Excellent social history of the news, with a particularly insightful discussion of the invention of "objectivity" in U.S. journalism. In tracing the history of an idea, Schudson challenges the assumption that objectivity in journalism has always existed and that is always worth striving for.
A bit thin in several sections of chapters, the book makes some compelling claims and fills in some important gaps in our understanding of the social history of newspapers.
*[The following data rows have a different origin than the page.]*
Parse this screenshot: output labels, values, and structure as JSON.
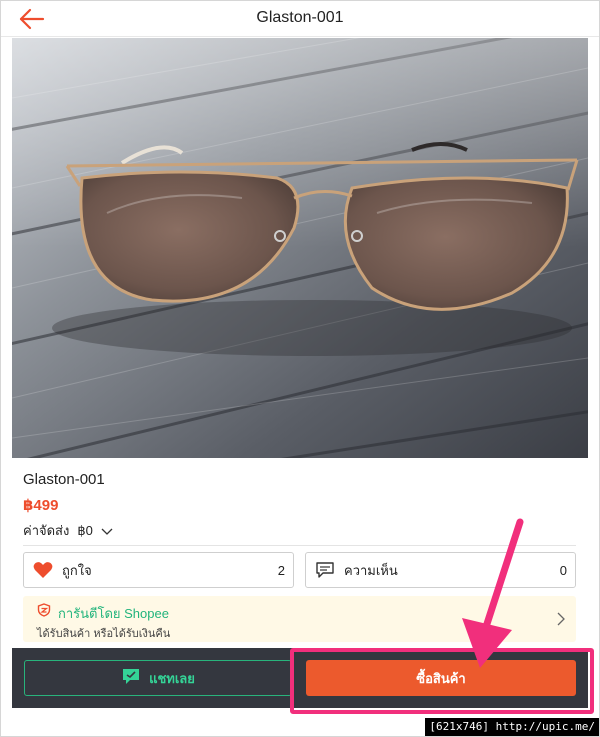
{
  "header": {
    "title": "Glaston-001",
    "back_icon": "back-arrow-icon"
  },
  "colors": {
    "accent": "#ee4d2d",
    "guarantee_green": "#22b47c",
    "bottom_bar": "#34373f",
    "highlight": "#f12f7c"
  },
  "product": {
    "name": "Glaston-001",
    "price": "฿499",
    "shipping_label": "ค่าจัดส่ง",
    "shipping_value": "฿0"
  },
  "stats": {
    "likes": {
      "label": "ถูกใจ",
      "count": "2",
      "icon": "heart-icon"
    },
    "comments": {
      "label": "ความเห็น",
      "count": "0",
      "icon": "chat-bubble-icon"
    }
  },
  "guarantee": {
    "title": "การันตีโดย Shopee",
    "subtitle": "ได้รับสินค้า หรือได้รับเงินคืน",
    "icon": "shield-icon"
  },
  "actions": {
    "chat_label": "แชทเลย",
    "buy_label": "ซื้อสินค้า"
  },
  "watermark": "[621x746] http://upic.me/"
}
This is as the title suggests as history of American newspapers from the early days of independence when newspapers tended to be printed almost exclusively for commercial interests, e.g. shipping arrivals, departures & lading & local commercial messages. It details the successive interpretations of what purpose newspapers served & how journalism was defined which to a large extent consisted of the variation from "just the facts: who or what, where, & when" to the need for context & interpretation to the byline era with columnists & the star system. American newspapers were mainly influence by NYC's "penny press" of the early 19th Century & rellected the styles of such giants of journalism as Bennet, Pulitzer, Hearst, & Ochs. For many years, the New York Times has set the standard for American journalism.
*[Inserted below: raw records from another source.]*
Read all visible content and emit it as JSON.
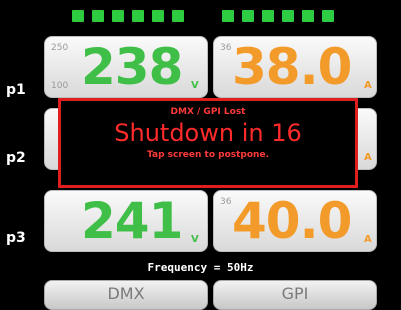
{
  "indicators": {
    "group1": [
      1,
      1,
      1,
      1,
      1,
      1
    ],
    "group2": [
      1,
      1,
      1,
      1,
      1,
      1
    ],
    "color": "#2ecc40"
  },
  "rows": [
    {
      "label": "p1",
      "volt": {
        "value": "238",
        "unit": "V",
        "max": "250",
        "min": "100"
      },
      "amp": {
        "value": "38.0",
        "unit": "A",
        "max": "36"
      }
    },
    {
      "label": "p2",
      "volt": {
        "value": "",
        "unit": "",
        "max": "",
        "min": ""
      },
      "amp": {
        "value": "",
        "unit": "A",
        "max": ""
      }
    },
    {
      "label": "p3",
      "volt": {
        "value": "241",
        "unit": "V",
        "max": "",
        "min": ""
      },
      "amp": {
        "value": "40.0",
        "unit": "A",
        "max": "36"
      }
    }
  ],
  "alert": {
    "title": "DMX / GPI Lost",
    "message": "Shutdown in 16",
    "hint": "Tap screen to postpone."
  },
  "frequency_text": "Frequency = 50Hz",
  "buttons": {
    "dmx": "DMX",
    "gpi": "GPI"
  },
  "colors": {
    "volt": "#3fbf47",
    "amp": "#f39b2a",
    "alert": "#e01e1e"
  }
}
Li a edição em português (Editora Vozes, 2010) e achei louvável o esforço de pesquisa do autor, visível em tantas referências de pesquisa que ele traz tanto nas notas de rodapé quanto no corpo do texto. Contudo, esse também se torna o maior empecilho para uma leitura fluida e agradável. Muitas vezes o autor entra em assuntos que deixa inacabados, sem deixar muito claro porque trouxe determinado tópico ou exemplo. Acredito que a maioria dos dados quantitativos também poderia estar nas notas de rodapé. A pesquisa como um todo, abarca o período que vai de 1890 até os anos 1990, aproximadamente. O foco está na transição dos modelos de jornalismo no fim do século XIX e as definições adotadas no início do século XX. É um ótimo livro para quem está interessado em saber sobre as penny press e pesquisar mais sobre a objetividade enquanto conceito.
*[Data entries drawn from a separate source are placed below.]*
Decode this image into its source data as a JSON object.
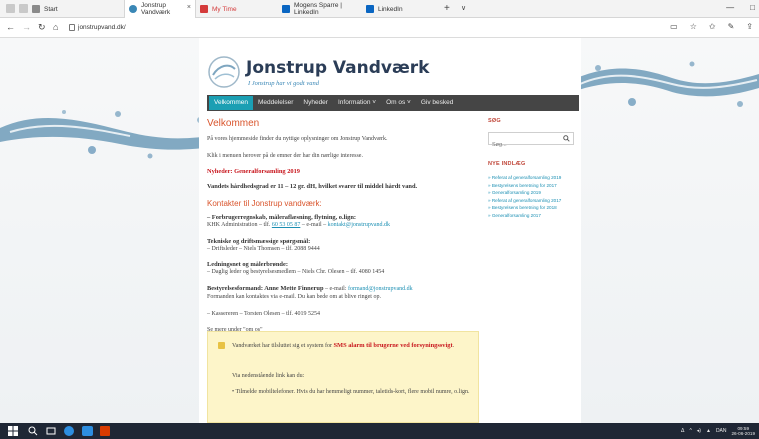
{
  "browser": {
    "tabs": [
      {
        "label": "Start"
      },
      {
        "label": "Jonstrup Vandværk",
        "active": true
      },
      {
        "label": "My Time"
      },
      {
        "label": "Mogens Sparre | LinkedIn"
      },
      {
        "label": "LinkedIn"
      }
    ],
    "url": "jonstrupvand.dk/",
    "new_tab": "+",
    "tab_dropdown": "∨",
    "window_controls": [
      "—",
      "□"
    ]
  },
  "site": {
    "title": "Jonstrup Vandværk",
    "tagline": "I Jonstrup har vi godt vand",
    "menu": [
      {
        "label": "Velkommen",
        "active": true
      },
      {
        "label": "Meddelelser"
      },
      {
        "label": "Nyheder"
      },
      {
        "label": "Information ˅"
      },
      {
        "label": "Om os ˅"
      },
      {
        "label": "Giv besked"
      }
    ]
  },
  "main": {
    "heading": "Velkommen",
    "intro": "På vores hjemmeside finder du nyttige oplysninger om Jonstrup Vandværk.",
    "instruction": "Klik i menuen herover på de emner der har din nærlige interesse.",
    "news_link": "Nyheder: Generalforsamling 2019",
    "hardness": "Vandets hårdhedsgrad er 11 – 12 gr. dH, hvilket svarer til middel hårdt vand.",
    "contact_heading": "Kontakter til Jonstrup vandværk:",
    "contacts": [
      {
        "title": "– Forbrugerregnskab, måleraflæsning, flytning, o.lign:",
        "line_prefix": "KHK Administration – tlf. ",
        "phone": "60 53 05 87",
        "line_mid": " – e-mail – ",
        "email": "kontakt@jonstrupvand.dk"
      },
      {
        "title": "Tekniske og driftsmæssige spørgsmål:",
        "line": "– Driftsleder – Niels Thomsen – tlf. 2088 9444"
      },
      {
        "title": "Ledningsnet og målerbrønde:",
        "line": "– Daglig leder og bestyrelsesmedlem – Niels Chr. Olesen – tlf. 4080 1454"
      },
      {
        "title": "Bestyrelsesformand: Anne Mette Finnerup",
        "title_suffix": " – e-mail: ",
        "email": "formand@jonstrupvand.dk",
        "line": "Formanden kan kontaktes via e-mail. Du kan bede om at blive ringet op."
      }
    ],
    "treasurer": "– Kassereren – Torsten Olesen – tlf. 4019 5254",
    "see_more": "Se mere under \"om os\""
  },
  "notice": {
    "text_prefix": "Vandværket har tilsluttet sig et system for ",
    "text_highlight": "SMS alarm til brugerne ved forsyningssvigt",
    "text_suffix": ".",
    "link_intro": "Via nedenstående link kan du:",
    "bullet": "Tilmelde mobiltelefoner. Hvis du har hemmeligt nummer, taletids-kort, flere mobil numre, o.lign."
  },
  "sidebar": {
    "search_heading": "SØG",
    "search_placeholder": "Søg...",
    "recent_heading": "NYE INDLÆG",
    "recent_posts": [
      "Referat af generalforsamling 2019",
      "Bestyrelsens beretning for 2017",
      "Generalforsamling 2019",
      "Referat af generalforsamling 2017",
      "Bestyrelsens beretning for 2018",
      "Generalforsamling 2017"
    ]
  },
  "taskbar": {
    "language": "DAN",
    "time": "09:59",
    "date": "26-06-2019"
  },
  "colors": {
    "accent": "#1b9fb3",
    "heading": "#d9552d",
    "red_text": "#c8161d",
    "menu_bg": "#454545",
    "notice_bg": "#fdf5c9",
    "title": "#2b3d57"
  }
}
While the book might have accomplished what the author set out to do in the late 1970s, almost 50 years later, readers, including myself, find much lacking. Black Americans were only mentioned twice and only once directly in the entire book. Black and Latino newspapers, journalists, or publications were not mentioned, not even as footnotes. The history frames the development of newspapers and concepts such as objectively only as urban, white class conflicts without the dignity to call them so.
Every single journalism student and media-minded person should be required to read this book. It is a brilliant, timely, and expansive social history of journalism as an industry and as a social institution. Many, if not all, of the problems and issues that have discussed and debated in recent years are either mentioned or addressed in this prophetic work by Schudson.
Incredible history of the development of the news. It's amazing to see how so much of what we take for granted about the institution developed and to see similar trends working themselves out now.
It's useful to look back at a time of great change in journalism. One of the most useful sections describes Walter Lippmann's role in the establishment of the objectivity standard that has defined modern US journalism.
Schudson is a phenomenal sociologist and makes such compelling points about the nature of objectivity and the role newspapers played in the development of our cities.